Trazia sempre novidades, ora um brinquedo novo ainda por lançar em Portugal, ora uma guloseima que ainda ninguém tinha visto, era sempre algo que me maravilhava por ser único e por ser para mim. Nunca se esquecia, assim que pousava a mala no hall a primeira coisa que fazia depois de ir pedir a benção à mana era ir procurar-me com o embrulho na mão. Ficávamos então horas a fio com ele a contar-me por onde tinha andado nesse ultimo ano, que países visitara e as aventuras que tivera enquanto adido cultural de Portugal no estrangeiro. Preparava-se para Junho do próximo ano a adesão de Portugal à CEE, e ele tinha andado num corropio pelos países membros a preparar a dita adesão.

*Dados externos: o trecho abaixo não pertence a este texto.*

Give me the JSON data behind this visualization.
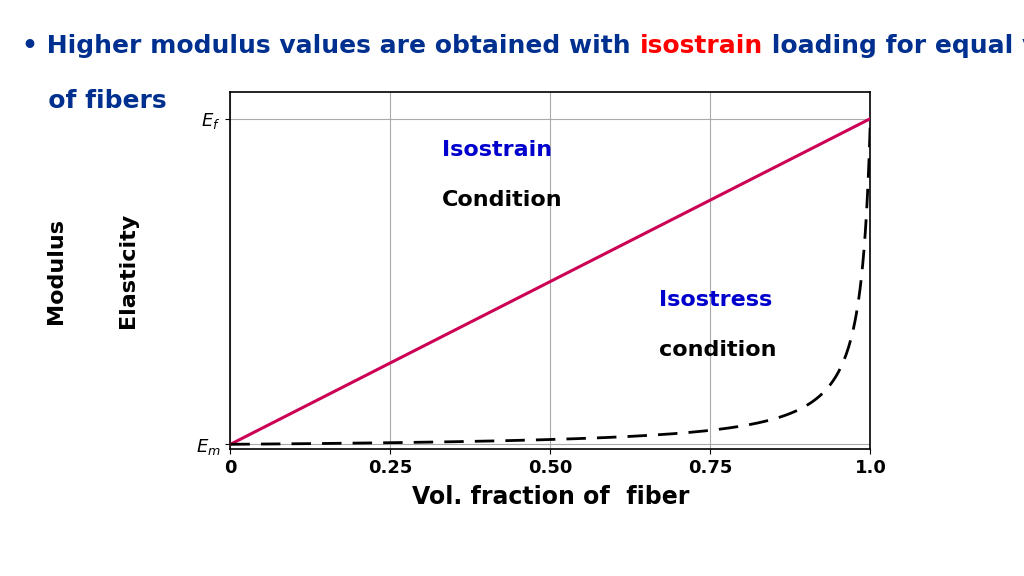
{
  "title_line1_parts": [
    {
      "text": "• Higher modulus values are obtained with ",
      "color": "#00308F",
      "bold": true
    },
    {
      "text": "isostrain",
      "color": "#FF0000",
      "bold": true
    },
    {
      "text": " loading for equal volume",
      "color": "#00308F",
      "bold": true
    }
  ],
  "title_line2": "   of fibers",
  "title_line2_color": "#00308F",
  "xlabel": "Vol. fraction of  fiber",
  "ylabel1": "Modulus",
  "ylabel2": "Elasticity",
  "xticks": [
    0,
    0.25,
    0.5,
    0.75,
    1.0
  ],
  "xtick_labels": [
    "0",
    "0.25",
    "0.50",
    "0.75",
    "1.0"
  ],
  "xlim": [
    0,
    1.0
  ],
  "Em": 0.15,
  "Ef": 10.0,
  "isostrain_label": "Isostrain",
  "isostrain_label2": "Condition",
  "isostrain_label_color": "#0000CD",
  "isostress_label": "Isostress",
  "isostress_label2": "condition",
  "isostress_label_color": "#0000CD",
  "isostrain_line_color": "#CC0055",
  "isostress_line_color": "#000000",
  "background_color": "#FFFFFF",
  "grid_color": "#AAAAAA",
  "title_fontsize": 18,
  "label_fontsize": 16,
  "tick_fontsize": 13,
  "annotation_fontsize": 16
}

A minha avó é que não achava muita piada ao facto de ele andar metido nessas coisas da politica, até porque andava lá metido como "Bochechas" e ela não gostava nada do "Bochechas". Já o meu avô achava que sim porque a minha avó achava que não. Mas depois lá concordava com ela senão não havia poker para ninguém. O meu tio Joseph achava que "Ser um oporrtunidade fantástico parra Porrtugal" a minha tia não fazia a mais pequena ideia do que era a CEE e o meu primo Carlos não sabia, não queria saber e tinha raiva de quem soubesse. Eu sabia, que o António tinha-me explicado, um dia enquanto o ajudava a limpar os estábulos, depois de termos "rebolado" na palha ele contou-me tudo sobre o que era essa coisa do mercado único e da união dos países, e assim ao jantar surpreendi a minha avó que até "O menino vê-se que afinal não é tão tontinho como eu pensava. Veja bem Carlos, e siga o exemplo do seu primo, que a vida não é só motos, futebol e raparigas." Nessa noite ia rebentando, não pela quantidade de comida que a Cremilde me tinha posto no prato mas porque foi a primeira vez que a minha avó me elogiara até então.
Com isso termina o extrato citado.